Most Common Reasons Why Products Fail

Any business would naturally pour its core into the development, production, and launching a new product. The hope is, of course, this product gains a huge momentum in the market as soon as it hits, and keeping this momentum for as long as possible. Sadly, not all products do as well as expected in the market. When a situation like this happens to your business, your first instinct should be to find out what went wrong. Below are three main reasons why a product falls short of expectations.

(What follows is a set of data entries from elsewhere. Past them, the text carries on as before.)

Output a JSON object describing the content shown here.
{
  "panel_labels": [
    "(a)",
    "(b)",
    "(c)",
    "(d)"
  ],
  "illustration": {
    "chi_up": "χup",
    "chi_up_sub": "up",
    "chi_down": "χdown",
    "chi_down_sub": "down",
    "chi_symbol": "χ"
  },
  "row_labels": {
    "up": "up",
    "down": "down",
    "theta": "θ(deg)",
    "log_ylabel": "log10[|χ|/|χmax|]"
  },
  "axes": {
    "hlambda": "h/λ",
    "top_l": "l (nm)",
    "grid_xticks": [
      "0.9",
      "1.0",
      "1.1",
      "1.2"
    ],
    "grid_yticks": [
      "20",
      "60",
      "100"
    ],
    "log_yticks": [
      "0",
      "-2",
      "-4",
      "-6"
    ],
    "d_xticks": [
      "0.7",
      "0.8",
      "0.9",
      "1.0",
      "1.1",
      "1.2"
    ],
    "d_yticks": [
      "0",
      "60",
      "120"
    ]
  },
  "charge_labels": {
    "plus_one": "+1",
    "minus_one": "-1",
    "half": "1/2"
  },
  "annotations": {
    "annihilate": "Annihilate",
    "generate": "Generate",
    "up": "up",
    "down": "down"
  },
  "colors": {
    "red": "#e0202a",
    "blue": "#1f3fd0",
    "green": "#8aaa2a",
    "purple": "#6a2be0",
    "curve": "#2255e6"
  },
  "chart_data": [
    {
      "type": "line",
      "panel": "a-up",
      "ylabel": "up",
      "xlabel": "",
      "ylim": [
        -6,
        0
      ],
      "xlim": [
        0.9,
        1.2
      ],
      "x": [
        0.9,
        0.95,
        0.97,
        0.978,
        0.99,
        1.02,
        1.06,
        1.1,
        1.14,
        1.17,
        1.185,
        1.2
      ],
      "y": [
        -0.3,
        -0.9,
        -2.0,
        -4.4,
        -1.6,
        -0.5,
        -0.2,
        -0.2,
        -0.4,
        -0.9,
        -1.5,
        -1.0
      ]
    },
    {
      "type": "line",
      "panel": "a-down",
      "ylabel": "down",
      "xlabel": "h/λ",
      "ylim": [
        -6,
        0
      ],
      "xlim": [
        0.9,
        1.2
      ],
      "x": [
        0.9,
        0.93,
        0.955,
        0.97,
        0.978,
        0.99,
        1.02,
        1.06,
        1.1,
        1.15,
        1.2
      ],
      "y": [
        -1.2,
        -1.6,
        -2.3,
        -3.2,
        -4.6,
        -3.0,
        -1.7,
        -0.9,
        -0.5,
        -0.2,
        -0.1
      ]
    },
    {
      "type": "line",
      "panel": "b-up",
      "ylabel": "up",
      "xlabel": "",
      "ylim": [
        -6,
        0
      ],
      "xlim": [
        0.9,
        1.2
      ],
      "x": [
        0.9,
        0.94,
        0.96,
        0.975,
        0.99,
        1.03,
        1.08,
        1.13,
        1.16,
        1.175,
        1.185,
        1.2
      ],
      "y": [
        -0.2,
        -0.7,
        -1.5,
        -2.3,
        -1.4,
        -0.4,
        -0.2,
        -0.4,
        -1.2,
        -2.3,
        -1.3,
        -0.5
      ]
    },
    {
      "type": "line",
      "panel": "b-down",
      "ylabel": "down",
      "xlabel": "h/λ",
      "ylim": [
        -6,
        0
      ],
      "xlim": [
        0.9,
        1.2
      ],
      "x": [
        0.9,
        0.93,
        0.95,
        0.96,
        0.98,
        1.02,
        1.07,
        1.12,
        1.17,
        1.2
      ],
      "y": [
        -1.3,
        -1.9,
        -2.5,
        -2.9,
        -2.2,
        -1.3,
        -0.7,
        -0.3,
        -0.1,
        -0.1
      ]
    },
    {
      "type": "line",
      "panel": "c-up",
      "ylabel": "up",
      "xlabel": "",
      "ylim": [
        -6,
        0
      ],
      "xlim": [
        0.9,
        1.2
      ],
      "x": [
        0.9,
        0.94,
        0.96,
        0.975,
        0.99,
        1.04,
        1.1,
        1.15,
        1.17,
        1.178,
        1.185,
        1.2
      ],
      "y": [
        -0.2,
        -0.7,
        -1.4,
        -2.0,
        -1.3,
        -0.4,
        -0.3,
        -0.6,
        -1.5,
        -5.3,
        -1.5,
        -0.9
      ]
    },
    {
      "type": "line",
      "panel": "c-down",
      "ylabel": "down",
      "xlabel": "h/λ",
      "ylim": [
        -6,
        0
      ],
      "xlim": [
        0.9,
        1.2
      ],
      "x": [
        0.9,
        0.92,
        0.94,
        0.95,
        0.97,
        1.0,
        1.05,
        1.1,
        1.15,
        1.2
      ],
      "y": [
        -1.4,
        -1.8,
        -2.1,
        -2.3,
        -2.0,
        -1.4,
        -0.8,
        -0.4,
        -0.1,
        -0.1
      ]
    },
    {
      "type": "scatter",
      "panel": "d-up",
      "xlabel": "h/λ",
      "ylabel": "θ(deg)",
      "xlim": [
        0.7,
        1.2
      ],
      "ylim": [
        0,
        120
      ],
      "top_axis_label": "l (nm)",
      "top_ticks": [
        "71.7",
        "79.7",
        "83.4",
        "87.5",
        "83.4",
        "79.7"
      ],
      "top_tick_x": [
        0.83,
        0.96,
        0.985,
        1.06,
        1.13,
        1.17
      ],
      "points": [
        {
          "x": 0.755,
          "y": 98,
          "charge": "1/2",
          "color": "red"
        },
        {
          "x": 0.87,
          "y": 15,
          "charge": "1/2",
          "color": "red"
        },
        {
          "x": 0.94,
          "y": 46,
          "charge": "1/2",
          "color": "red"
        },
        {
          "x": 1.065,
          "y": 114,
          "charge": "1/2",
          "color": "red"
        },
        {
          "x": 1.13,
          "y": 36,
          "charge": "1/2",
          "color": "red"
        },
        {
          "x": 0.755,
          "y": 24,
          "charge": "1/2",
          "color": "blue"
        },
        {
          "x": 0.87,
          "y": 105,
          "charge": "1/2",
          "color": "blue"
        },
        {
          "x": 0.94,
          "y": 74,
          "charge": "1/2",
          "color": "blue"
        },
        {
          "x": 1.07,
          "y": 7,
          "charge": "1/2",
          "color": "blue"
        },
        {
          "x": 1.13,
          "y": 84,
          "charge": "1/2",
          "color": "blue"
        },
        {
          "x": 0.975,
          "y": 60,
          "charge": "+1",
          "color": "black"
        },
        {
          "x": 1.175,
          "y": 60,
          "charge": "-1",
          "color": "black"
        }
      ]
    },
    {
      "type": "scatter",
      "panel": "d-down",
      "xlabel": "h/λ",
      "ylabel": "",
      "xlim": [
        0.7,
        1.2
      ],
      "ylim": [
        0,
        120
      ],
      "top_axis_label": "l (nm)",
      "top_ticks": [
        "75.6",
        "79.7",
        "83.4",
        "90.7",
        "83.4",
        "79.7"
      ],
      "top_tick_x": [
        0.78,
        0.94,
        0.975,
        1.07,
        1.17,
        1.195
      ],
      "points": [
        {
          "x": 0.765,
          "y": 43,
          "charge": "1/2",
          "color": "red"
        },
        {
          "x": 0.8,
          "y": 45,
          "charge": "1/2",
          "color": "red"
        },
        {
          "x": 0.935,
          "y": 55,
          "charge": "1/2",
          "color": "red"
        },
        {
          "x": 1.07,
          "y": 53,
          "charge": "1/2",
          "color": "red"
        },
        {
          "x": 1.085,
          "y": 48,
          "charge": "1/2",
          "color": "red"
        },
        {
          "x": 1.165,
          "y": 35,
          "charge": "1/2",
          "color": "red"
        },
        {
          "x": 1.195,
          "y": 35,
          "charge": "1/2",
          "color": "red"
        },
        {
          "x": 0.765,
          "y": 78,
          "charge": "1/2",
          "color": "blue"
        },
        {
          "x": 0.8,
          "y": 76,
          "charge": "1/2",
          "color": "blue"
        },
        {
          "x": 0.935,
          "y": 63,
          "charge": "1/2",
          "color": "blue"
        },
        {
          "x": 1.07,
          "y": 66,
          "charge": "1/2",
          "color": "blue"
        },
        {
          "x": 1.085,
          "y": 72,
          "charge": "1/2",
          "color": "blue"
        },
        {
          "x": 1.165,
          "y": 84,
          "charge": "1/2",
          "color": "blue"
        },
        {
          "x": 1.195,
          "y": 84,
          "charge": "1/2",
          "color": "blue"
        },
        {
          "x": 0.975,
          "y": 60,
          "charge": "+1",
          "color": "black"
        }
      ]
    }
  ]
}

Insufficient market research. Regardless of how brilliant you deem your product idea to be, you need to be objective and factual in studying whether or not your product idea has any real chance in surviving in a very competitive market. Examine your product and answer the following questions: Does it address a particular need or problem? Are your target customers ready and able to buy it? Can it withstand the competition? Conduct a test launch. Release a prototype or beta version of the product so you can catch bugs or inadequacies while there is still a chance to return to the drawing board. An example scenario is that of the “New Coke” which was introduced by the Coca-Cola Company in the mid-1980’s. Market research by the cola giant simply assumed that taste was all that mattered to consumers, whether in an old or new product. The company likewise failed to take into account the emotional brand value of the original Coke taste. Consumers began to hoard bottles of the original formula out of fear that it was going to be phased out in the market.

Low product awareness due to poor marketing. Advertising and promotion of any product is necessary for it to achieve any measure of success. If your business is at a point where allocating heavily on promotion or advertising is difficult, go the innovative way. Leverage on the advertising reach of social media platforms, local events or contest concepts, anything that will create a buzz and set off word of mouth. Keep in mind that anything for sale will not move until people know about it. And let’s say people are buying your product yet sales volumes remain low. Consider that it could be because a lot of people do not know how to use the product to its full potential, or even at all. Or it could also be that your target customers do not perceive the value of your product as you wished they would. Take for example what happened to Kellog’s when it launched Breakfast Mates. It was a packed box of cereal, milk, and spoon. The advertisement showed that kids will be able to help themselves with the snack. Unfortunately, the actual packaging was not child-friendly. This inconsistency between the brand message and delivery resulted to poor sales.

Market timing is off. It is possible that you launched a product ahead of its time or came late in the market. If it is the former, it could be that your target customers were not ready for the product, and if it is the latter, competition is already very stiff. It is likewise possible that external factors such as economic or political conditions were not conducive for the launch. Think back to Microsoft’s SPOT (Smart Personal Objects Technology). Though Apple and Samsung smart watches are widely popular these days, Microsoft was a pioneer of the technology behind it about a decade ago. The problem was the launch timing was quite poor, given that it was launched during a period when people’s attention were very much on the booming high-speed cellular service.

Whatever the reason is for your product’s inability to meet sales expectations, try to identify an escape route. Study if it is feasible to still withdraw the product from the market, work on enhancements, and then re-launch. If this is not a plausible course of action, learn from the mistake and move on. Your next product launch will be significantly better with better market research, advertising, and timing.